Estes e outros tópicos já faziam parte do projeto Favela Zero encaminhado pelos corretores ao Governo em 2004 e, desde então, muitas famílias se beneficiaram pelo atendimento às reivindicações destes profissionais e podem, hoje, contar com a tão sonhada casa própria.

Foi por acreditar em um projeto que atendesse a uma grande parcela da população, que o CRECI-SP investiu no treinamento gratuito de seus inscritos, possibilitando que mais de 10 mil corretores de imóveis se especializassem em operações de financiamento. Se hoje os índices mensais se superam, muito se deve ao empenho dos corretores e à parceria com o setor financeiro, buscando as melhores condições para a venda dos imóveis.

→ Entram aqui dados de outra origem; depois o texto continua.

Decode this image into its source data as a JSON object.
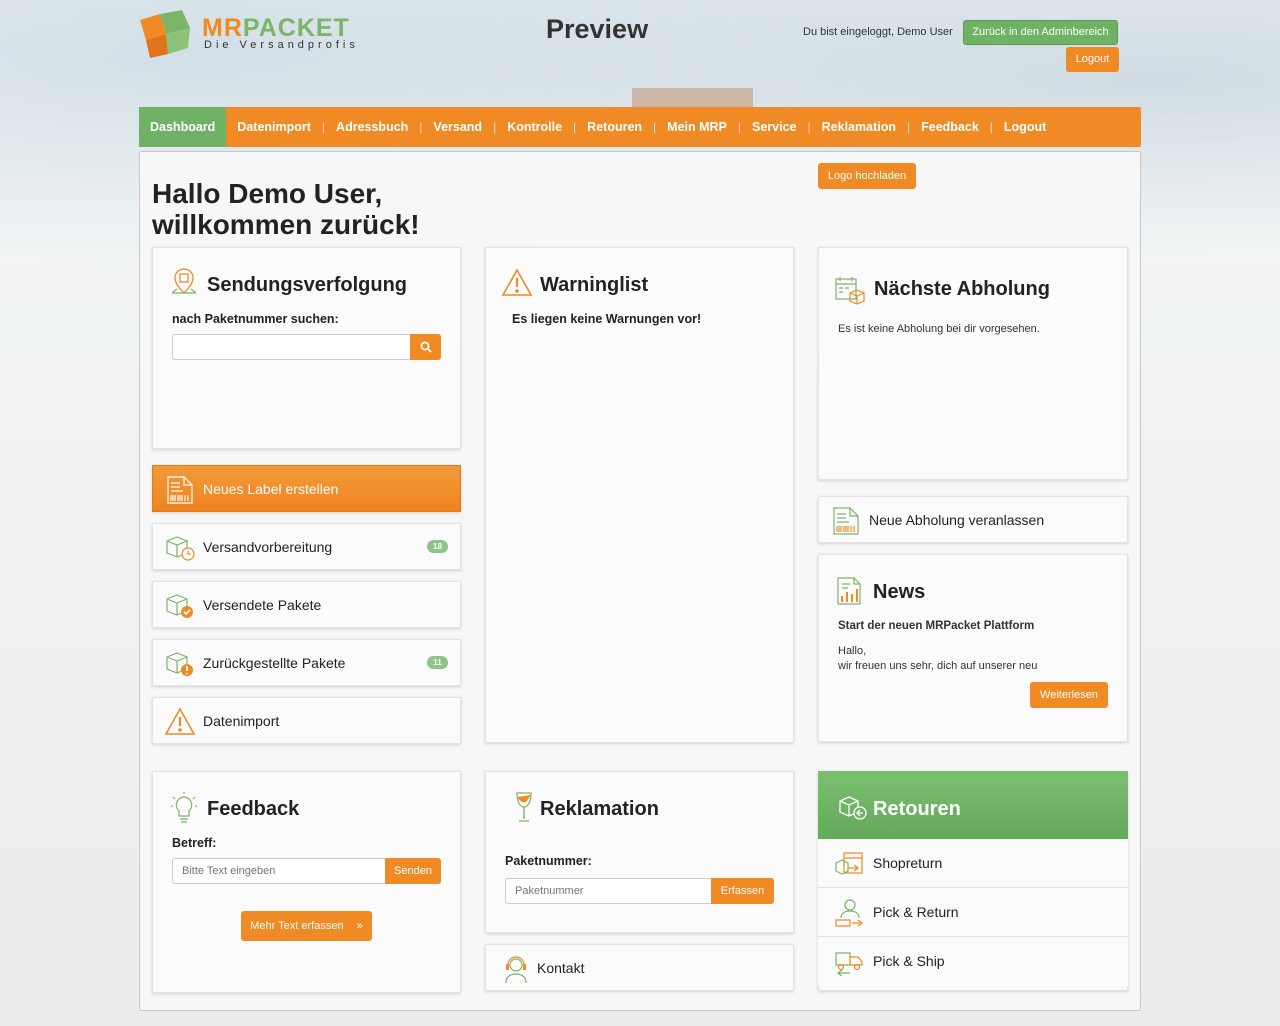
{
  "header": {
    "logo_primary": "MR",
    "logo_secondary": "PACKET",
    "logo_tagline": "Die Versandprofis",
    "title": "Preview",
    "logged_in_text": "Du bist eingeloggt, Demo User",
    "admin_button": "Zurück in den Adminbereich",
    "logout_button": "Logout"
  },
  "nav": {
    "items": [
      {
        "label": "Dashboard",
        "active": true
      },
      {
        "label": "Datenimport"
      },
      {
        "label": "Adressbuch"
      },
      {
        "label": "Versand"
      },
      {
        "label": "Kontrolle"
      },
      {
        "label": "Retouren"
      },
      {
        "label": "Mein MRP"
      },
      {
        "label": "Service"
      },
      {
        "label": "Reklamation"
      },
      {
        "label": "Feedback"
      },
      {
        "label": "Logout"
      }
    ],
    "separator": "|"
  },
  "greeting": {
    "line1": "Hallo Demo User,",
    "line2": "willkommen zurück!",
    "logo_upload_button": "Logo hochladen"
  },
  "tracking": {
    "title": "Sendungsverfolgung",
    "label": "nach Paketnummer suchen:",
    "input_value": ""
  },
  "warninglist": {
    "title": "Warninglist",
    "message": "Es liegen keine Warnungen vor!"
  },
  "pickup": {
    "title": "Nächste Abholung",
    "message": "Es ist keine Abholung bei dir vorgesehen."
  },
  "tiles": {
    "new_label": "Neues Label erstellen",
    "prep": {
      "label": "Versandvorbereitung",
      "badge": "18"
    },
    "sent": {
      "label": "Versendete Pakete"
    },
    "held": {
      "label": "Zurückgestellte Pakete",
      "badge": "11"
    },
    "import": {
      "label": "Datenimport"
    }
  },
  "new_pickup": {
    "label": "Neue Abholung veranlassen"
  },
  "news": {
    "title": "News",
    "headline": "Start der neuen MRPacket Plattform",
    "body_line1": "Hallo,",
    "body_line2": "wir freuen uns sehr, dich auf unserer neu",
    "read_more": "Weiterlesen"
  },
  "feedback": {
    "title": "Feedback",
    "subject_label": "Betreff:",
    "placeholder": "Bitte Text eingeben",
    "send": "Senden",
    "more": "Mehr Text erfassen",
    "more_icon": "»"
  },
  "complaint": {
    "title": "Reklamation",
    "label": "Paketnummer:",
    "placeholder": "Paketnummer",
    "submit": "Erfassen"
  },
  "contact": {
    "label": "Kontakt"
  },
  "returns": {
    "title": "Retouren",
    "items": [
      {
        "label": "Shopreturn"
      },
      {
        "label": "Pick & Return"
      },
      {
        "label": "Pick & Ship"
      }
    ]
  },
  "colors": {
    "orange": "#f08a24",
    "green": "#6fb266",
    "badge_green": "#8cc48a"
  }
}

Por várias vezes, o CRECI-SP esteve presente a mesas de debates e pode perceber até certa surpresa por parte de outras entidades do setor ao tomarem conhecimento dos índices crescentes de financiamento para a aquisição de imóveis. E o que surpreende, também, é que esse expediente tem colocado as classes menos favorecidas mais próximas da realização de seu sonho, e feito com que grandes construtoras passem a enxergá-las como um mercado promissor. Assim, só se pode concluir que os corretores, efetivamente, estão empenhados na negociação dos imóveis financiados. Não há nenhuma resistência da categoria neste sentido e a reclamação se concentra em algumas dificuldades de acesso ao crédito, encontradas pelos clientes interessados nas propriedades.

O prazo para a liberação do dinheiro está se tornando menor o que entusiasma um número maior de corretores a se dedicarem à venda financiada. Além disso, a ampla participação nos Feirões e os plantões em agências da CAIXA são uma prova inequívoca do interesse dos profissionais nesta questão e de que, portanto, não há necessidade de convencê-los que este é o melhor caminho.

O papel assumido pelos incorporadores há algumas décadas – financiando seus empreendimentos diretamente aos compradores – preencheu uma lacuna importante, permitindo que o mercado pudesse funcionar quando não havia crédito disponível, e possibilitando que os setores público e privado se beneficiassem de sua coragem. Essa prática vai persistir enquanto os bancos resistirem em ofertar financiamento na mesma base.  Afinal, para os clientes que têm condições de adquirir um imóvel em um prazo mais curto, o parcelamento junto às incorporadoras ainda é incomparavelmente mais vantajoso do que o oferecido pelas instituições bancárias.